Daß wir das Geld in Frankreich ausgegeben haben, brauchen wir wirklich nicht bereuen. Denn du hast mir wirklich sehr viel geholfen, mir manche Erleichterung verschafft und manchen Weg erspart. Den Nutzen spüre ich heute noch und wohl noch lange Zeit.
Die Dieterkarten schicke ich dir heute mit.
Es freut mich, dass dich der Oberst gelobt hat. So ist dir doch einmal eine kleine Anerkennung für deine Arbeit zuteil geworden. Anerkennungen sind ja meist so selten, wenn man auch sein bestes schafft.
Die Blumen zum Muttertag sind mir ja gebracht worden, wie ich dir schon schrieb, und es war eine wunderbare Überraschung.
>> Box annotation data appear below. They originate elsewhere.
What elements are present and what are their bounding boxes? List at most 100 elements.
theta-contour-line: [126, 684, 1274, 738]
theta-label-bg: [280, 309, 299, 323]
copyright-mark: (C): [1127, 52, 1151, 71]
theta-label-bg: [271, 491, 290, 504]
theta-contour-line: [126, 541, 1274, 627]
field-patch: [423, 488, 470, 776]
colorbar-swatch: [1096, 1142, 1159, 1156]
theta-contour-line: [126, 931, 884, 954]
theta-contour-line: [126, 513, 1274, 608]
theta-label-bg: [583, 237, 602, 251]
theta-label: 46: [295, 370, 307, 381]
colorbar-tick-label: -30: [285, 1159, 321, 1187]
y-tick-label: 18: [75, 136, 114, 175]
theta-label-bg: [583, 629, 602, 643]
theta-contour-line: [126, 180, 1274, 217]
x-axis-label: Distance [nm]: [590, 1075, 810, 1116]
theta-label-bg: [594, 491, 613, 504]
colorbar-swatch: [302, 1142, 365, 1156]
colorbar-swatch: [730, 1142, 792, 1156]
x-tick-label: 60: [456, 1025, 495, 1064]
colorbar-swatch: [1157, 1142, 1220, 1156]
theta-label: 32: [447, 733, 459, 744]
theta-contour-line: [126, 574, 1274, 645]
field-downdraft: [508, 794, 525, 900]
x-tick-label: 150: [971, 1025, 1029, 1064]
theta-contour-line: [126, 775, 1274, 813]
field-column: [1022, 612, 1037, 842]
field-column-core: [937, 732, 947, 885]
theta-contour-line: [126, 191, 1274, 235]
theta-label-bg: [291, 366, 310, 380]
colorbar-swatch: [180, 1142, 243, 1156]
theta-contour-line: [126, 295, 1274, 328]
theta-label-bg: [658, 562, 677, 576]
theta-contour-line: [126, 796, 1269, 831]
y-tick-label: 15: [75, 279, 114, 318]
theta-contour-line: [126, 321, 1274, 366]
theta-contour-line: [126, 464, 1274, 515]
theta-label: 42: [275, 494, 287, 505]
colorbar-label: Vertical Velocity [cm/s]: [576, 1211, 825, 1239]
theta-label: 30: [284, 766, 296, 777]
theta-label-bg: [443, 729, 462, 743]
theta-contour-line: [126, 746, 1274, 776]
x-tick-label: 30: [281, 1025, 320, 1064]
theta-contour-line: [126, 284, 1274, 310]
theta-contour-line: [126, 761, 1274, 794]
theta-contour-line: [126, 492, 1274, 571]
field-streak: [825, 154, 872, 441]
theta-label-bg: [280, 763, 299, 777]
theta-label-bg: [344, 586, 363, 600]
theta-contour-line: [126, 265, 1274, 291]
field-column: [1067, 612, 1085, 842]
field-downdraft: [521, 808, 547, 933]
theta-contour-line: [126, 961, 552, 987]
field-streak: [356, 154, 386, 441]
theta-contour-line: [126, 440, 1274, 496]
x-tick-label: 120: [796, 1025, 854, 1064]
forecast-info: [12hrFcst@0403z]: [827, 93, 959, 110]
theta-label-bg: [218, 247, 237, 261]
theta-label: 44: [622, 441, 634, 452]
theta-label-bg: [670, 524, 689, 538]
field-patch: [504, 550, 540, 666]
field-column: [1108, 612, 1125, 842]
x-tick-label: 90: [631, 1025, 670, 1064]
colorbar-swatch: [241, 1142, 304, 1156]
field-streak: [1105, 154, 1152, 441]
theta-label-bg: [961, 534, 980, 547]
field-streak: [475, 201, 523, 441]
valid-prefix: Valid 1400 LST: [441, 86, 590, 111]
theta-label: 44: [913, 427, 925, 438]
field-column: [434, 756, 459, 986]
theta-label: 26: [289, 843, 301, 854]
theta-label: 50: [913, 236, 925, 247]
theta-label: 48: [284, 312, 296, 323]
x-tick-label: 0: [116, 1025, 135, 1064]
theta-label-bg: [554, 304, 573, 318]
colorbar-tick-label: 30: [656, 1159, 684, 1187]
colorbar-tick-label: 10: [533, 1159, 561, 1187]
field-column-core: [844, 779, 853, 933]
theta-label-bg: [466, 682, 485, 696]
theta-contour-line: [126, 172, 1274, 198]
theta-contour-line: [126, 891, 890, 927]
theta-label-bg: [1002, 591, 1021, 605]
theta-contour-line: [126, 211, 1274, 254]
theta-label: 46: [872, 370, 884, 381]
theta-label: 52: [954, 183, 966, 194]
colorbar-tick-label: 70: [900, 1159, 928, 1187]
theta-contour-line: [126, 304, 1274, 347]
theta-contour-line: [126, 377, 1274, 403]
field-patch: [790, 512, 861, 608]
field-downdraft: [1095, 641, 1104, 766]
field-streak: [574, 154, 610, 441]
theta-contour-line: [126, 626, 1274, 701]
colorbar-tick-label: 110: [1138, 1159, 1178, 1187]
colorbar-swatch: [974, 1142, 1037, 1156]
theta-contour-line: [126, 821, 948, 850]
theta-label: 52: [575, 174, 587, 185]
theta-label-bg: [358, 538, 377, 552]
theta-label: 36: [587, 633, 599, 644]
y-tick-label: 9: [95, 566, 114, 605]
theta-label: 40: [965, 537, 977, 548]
Eine größere Freude hättest du mir gar nicht machen können.
Dadurch, dass du einem Kameraden deine Briefe mitgegeben hast, sind sie nun schon nach 8 Tagen angekommen. Böse bin ich deshalb bestimmt nicht, es ist ja so fein, so schnell einen Brief zu erhalten.
Bekommt ihr eigentlich auch die Flugpostmarken, von denen in der Zeitung stand? 4 Stück sollte es doch geben, 2 für die Front, 2 für die Heimat pro Monat. Oder gilt das nur für die vorderste Front?
Mit deinen Erinnerungen an unsere früheren Fahrten hast du sie mir alle wieder ins Gedächtnis zurück gerufen. Schön waren die Fahrten ja alle, wenn wir uns auch damals von Schaffhausen ein ganzes Stück heimwärts quälen mussten.
Mit den großen Pfingstferien für die Kinder ist es ja nichts. Sie haben nur von Morgen, Samstag, bis einschließlich Dienstag frei. Ebenso sind die großen Ferien auf 4 statt 7 Wochen gekürzt worden, weil sie im Winter so lange frei hatten. Sie beginnen Ende Juli und enden im August.
Gestern habe ich ein Beet Weißkraut, 1 Beet Rotkraut und 1 Beet Wirsing gesetzt. In den nächsten Tagen kommt noch Salat und Rosenkohl dran. Grünkohl muß ich noch säen. Das hat ja auch Zeit.
Nun laß mich schließen. Ich grüße und küsse dich ganz herzlich, Deine Annie.
Etwas habe ich doch noch vergessen zu berichten, von der großen Freude der Kinder über deinen lieben Brief und die Karten. Helga und Jörg wollen dir in den nächsten Tagen schreiben. Die Bilder haben sie schon über ihr Bett gehängt.